Nella Poesia cerco e studio le variazioni di ritmo nelle frasi, capaci di sconvolgere la linearità del verso, i respiri cercati nella varietà degli accenti, la perizia nella gestione della metrica e delle rima unitamente alla profondità del pensiero, alla forza evocativa e descrittiva della vicenda umana, alla suggestione della potenza onirica di alcuni lessemi, che scritti qui non dicono nulla e scritti lì dicono tutto.
La sintesi che si ottiene dall’unione delle due arti mortifica necessariamente le peculiarità di entrambe e nel contempo crea una nuova meraviglia, che chiamiamo comunemente “Canzone d’Autore.”
Da cantautore quali sono i tuoi obiettivi e a cosa ti ispiri nel farlo?
Cantare le proprie canzoni, francamente, ritengo non possa avere alcuna missione: l’espressione della creatività, in quanto tale, non è un lavoro nè può ambire a generare con ragionevole continuità posti di lavoro per terzi: nessuno ti ha chiesto di farlo, il mondo fa benissimo a meno del tuo estro e stare qualche volta sul proscenio di un palco non ti dà diritto a improvvisarti un profeta, un saggio o addirittura un esempio per qualcuno.

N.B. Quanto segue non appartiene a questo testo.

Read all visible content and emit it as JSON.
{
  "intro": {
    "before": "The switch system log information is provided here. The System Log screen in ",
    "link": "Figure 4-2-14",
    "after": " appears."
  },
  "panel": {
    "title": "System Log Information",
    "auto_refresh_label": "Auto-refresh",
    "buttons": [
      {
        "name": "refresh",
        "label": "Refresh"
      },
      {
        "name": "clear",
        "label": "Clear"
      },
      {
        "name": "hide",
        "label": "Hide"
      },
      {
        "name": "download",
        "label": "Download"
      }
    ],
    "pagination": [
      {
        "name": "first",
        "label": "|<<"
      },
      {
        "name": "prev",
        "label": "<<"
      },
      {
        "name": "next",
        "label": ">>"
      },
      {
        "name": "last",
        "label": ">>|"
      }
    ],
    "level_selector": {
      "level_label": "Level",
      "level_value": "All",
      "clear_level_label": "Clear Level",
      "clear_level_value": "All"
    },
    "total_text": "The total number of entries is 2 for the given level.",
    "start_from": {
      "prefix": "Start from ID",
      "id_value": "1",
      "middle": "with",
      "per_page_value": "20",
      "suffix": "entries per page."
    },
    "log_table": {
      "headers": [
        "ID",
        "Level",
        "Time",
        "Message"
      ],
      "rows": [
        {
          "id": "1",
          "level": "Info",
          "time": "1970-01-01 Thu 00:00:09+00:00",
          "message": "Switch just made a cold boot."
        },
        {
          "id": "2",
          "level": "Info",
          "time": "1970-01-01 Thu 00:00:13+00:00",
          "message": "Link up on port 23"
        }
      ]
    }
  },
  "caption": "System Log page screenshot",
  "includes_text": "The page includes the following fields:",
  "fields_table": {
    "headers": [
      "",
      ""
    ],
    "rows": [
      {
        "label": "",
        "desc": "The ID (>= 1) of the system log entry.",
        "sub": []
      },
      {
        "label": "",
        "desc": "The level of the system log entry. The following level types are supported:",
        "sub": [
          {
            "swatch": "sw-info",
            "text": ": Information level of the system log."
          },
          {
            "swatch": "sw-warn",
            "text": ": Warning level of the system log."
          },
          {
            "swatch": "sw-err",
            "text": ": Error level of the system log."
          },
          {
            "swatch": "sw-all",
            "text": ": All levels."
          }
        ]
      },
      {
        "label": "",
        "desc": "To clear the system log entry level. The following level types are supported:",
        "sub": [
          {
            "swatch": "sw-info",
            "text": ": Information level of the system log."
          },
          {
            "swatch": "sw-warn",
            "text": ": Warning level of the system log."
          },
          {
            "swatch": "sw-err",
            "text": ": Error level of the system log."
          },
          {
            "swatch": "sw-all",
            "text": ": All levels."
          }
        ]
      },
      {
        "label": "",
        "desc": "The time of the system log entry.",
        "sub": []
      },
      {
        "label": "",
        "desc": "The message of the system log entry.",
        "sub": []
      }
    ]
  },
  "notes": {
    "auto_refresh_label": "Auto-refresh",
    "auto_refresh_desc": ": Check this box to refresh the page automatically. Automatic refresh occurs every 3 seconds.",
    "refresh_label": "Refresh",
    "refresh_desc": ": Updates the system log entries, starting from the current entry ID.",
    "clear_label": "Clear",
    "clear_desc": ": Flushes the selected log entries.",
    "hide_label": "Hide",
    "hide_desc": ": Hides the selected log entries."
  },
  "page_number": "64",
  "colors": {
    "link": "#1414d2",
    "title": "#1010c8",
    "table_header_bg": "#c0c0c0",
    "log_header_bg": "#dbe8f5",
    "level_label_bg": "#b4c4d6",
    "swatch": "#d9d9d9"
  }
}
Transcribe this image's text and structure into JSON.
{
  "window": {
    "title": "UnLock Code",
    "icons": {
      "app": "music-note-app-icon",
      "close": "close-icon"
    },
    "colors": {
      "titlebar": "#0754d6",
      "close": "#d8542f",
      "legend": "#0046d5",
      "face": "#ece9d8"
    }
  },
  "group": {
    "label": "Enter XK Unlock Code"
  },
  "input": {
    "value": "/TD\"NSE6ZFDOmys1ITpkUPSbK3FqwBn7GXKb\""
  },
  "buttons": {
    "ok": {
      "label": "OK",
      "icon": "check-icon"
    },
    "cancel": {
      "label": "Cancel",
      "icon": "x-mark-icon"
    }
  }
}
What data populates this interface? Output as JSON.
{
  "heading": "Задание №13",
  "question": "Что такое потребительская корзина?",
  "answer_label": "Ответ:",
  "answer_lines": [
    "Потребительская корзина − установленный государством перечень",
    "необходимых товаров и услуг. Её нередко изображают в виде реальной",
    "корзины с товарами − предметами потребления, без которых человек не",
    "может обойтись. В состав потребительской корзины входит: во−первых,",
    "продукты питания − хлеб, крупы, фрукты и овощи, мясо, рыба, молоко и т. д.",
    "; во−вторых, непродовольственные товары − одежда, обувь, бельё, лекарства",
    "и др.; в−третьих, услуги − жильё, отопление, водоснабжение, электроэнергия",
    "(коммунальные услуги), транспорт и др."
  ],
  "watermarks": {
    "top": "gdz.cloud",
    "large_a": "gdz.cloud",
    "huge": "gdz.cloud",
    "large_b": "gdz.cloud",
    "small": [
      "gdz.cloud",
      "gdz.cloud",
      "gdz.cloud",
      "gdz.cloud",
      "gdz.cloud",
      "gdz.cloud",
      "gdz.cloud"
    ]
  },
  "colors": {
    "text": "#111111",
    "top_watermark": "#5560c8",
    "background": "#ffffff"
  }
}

Con uno sforzo di trasparenza, ragiono che l’esercizio di cantare le proprie idee o le proprie esperienze davanti ad un pubblico sia, in buona parte, una professione di mero esibizionismo, che diventa un orgoglioso autocompiacimento se si riesca ad avere prova di aver trasmesso qualche emozione sincera; tuttavia, voglio credere possa essere anche un momento di suggestione e incanto e, perché no, di condivisione informale e acritica di sentimenti e visioni, di comunione di piacevolezza.
La mia ambizione è quella di un uomo alla ricerca di attenzione: venire riconosciuto, venire considerato e, se le cose vanno particolarmente bene, venire in qualche modo ricordato.
Parliamo del tuo album d’esordio “Il Giardino di Mai”: come nasce e cosa hai voluto racchiudere e raccontarci in questo progetto?
Il disco nasce dall’esigenza di un ragazzo di 39 anni di cominciare a chiudere i cerchi che ha cominciati nella sua vita: avevo urgenza di possedere un supporto riproducibile, come un disco, per rassicurarmi sul fatto che avrei lasciato una traccia durevole della mia “esistenza artistica.” Ho, forse, aspettato tanti anni per fare in modo che questa impronta mi rappresentasse interamente, che fosse la summa delle capacità che sono riuscito ad acquisire in età ormai matura. Volevo un lascito di cui non dovermi vergognare, di lì a qualche tempo.
Ho raccontato la mia vita nello spettro dei lavori che ho fatto per sostentarmi, ho descritto la mia visione della paura, il pragmatismo della mia disillusione, la polvere di magia residua che sopravvive nella mia speranza: tutto questo e molte altre cose convivono ne “Il Giardino di Mai.
C’è una traccia del disco che ti rappresenta di più e perché?
“Per Sempre” è il mio autoritratto. (L’ho detto.)
Descrivi la tua musica con tre aggettivi
Onirica, profonda, lontana.
Come hai vissuto il periodo di pandemia senza la possibilità di fare concerti?
Ho terminato il mio primo disco ed è cominciata la pandemia: non avevo concerti prima e non ne ho avuti dopo. Direi, in buon sostanza, con invidiabile coerenza.
Guardando al tuo futuro quali sono gli obiettivi e sogni nel cassetto che intravedi?
Mi piacerebbe misurarmi con la sensibilità di un pubblico dal vivo e mi piacerebbe ascoltare almeno una mia canzone suonata da un’orchestra vera, per capire se l’ho scritta bene.